Taufan Pawe turut menyampaikan apresiasi kepada Kementerian ATR/BPN di bawah kepemimpinan Nusron Wahid yang dinilai sangat responsif dalam menangani berbagai permasalahan agraria.

Ia juga menegaskan kembali bahwa Reforma Agraria adalah suatu kebutuhan fundamental, bukan sekadar pelengkap dalam tata kelola pertanahan nasional.

​”Atas nama Komisi II sangat mengapresiasi sekali rapat koordinasi ATR/BPN dengan kepala daerah, dan insya Allah kami akan menyuarakan apa yang menjadi permasalahan,” tutur Taufan Pawe.

Dukungan Pemprov dan Arahan Menteri ATR/BPN

​Sementara itu, Sekretaris Daerah Provinsi Sulsel, Jufri Rahman, menyampaikan dukungan penuh terhadap percepatan digitalisasi agraria.

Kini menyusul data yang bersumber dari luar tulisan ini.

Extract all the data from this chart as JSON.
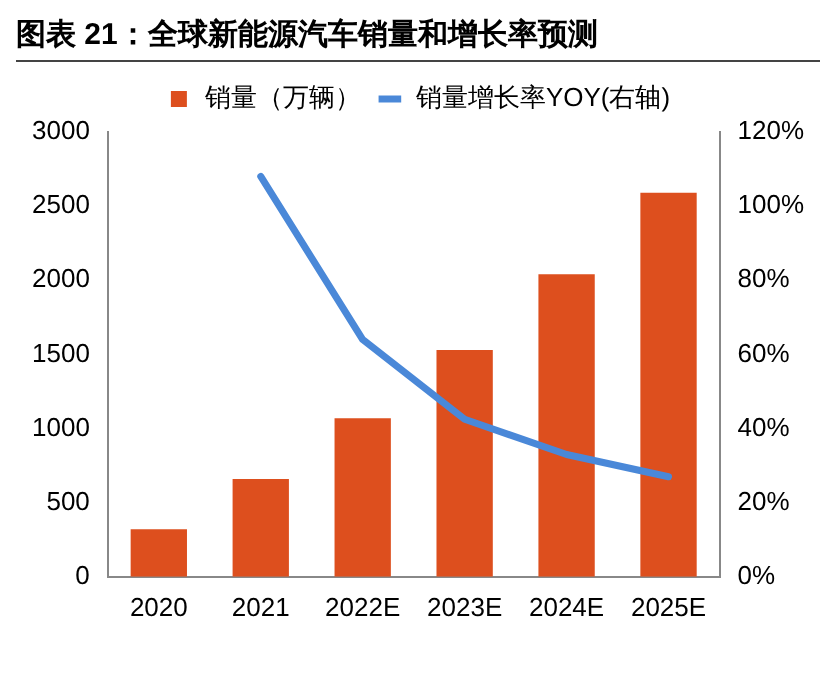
{
  "chart_data": {
    "type": "bar",
    "title": "图表 21：全球新能源汽车销量和增长率预测",
    "categories": [
      "2020",
      "2021",
      "2022E",
      "2023E",
      "2024E",
      "2025E"
    ],
    "series": [
      {
        "name": "销量（万辆）",
        "color": "#dd4f1e",
        "values": [
          320,
          660,
          1070,
          1530,
          2040,
          2590
        ]
      },
      {
        "name": "销量增长率YOY(右轴)",
        "type": "line",
        "axis": "y2",
        "color": "#4a88d8",
        "values": [
          null,
          108,
          64,
          42.5,
          33,
          27
        ]
      }
    ],
    "ylim": [
      0,
      3000
    ],
    "yticks": [
      0,
      500,
      1000,
      1500,
      2000,
      2500,
      3000
    ],
    "y2lim": [
      0,
      120
    ],
    "y2ticks": [
      {
        "value": 0,
        "label": "0%"
      },
      {
        "value": 20,
        "label": "20%"
      },
      {
        "value": 40,
        "label": "40%"
      },
      {
        "value": 60,
        "label": "60%"
      },
      {
        "value": 80,
        "label": "80%"
      },
      {
        "value": 100,
        "label": "100%"
      },
      {
        "value": 120,
        "label": "120%"
      }
    ],
    "legend": "top"
  }
}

Ia berharap koordinasi Pemerintah Kabupaten/Kota se-Sulsel dengan Kantor Pertanahan di daerah dapat mengoptimalkan penanganan konflik agraria serta mengaktualisasi isu-isu strategis dari Kementerian ATR/BPN.

“Ini kesempatan baik bagi kepala daerah untuk mengaktualisasi informasi terkait pertanahan,” beber Jufri Rahman.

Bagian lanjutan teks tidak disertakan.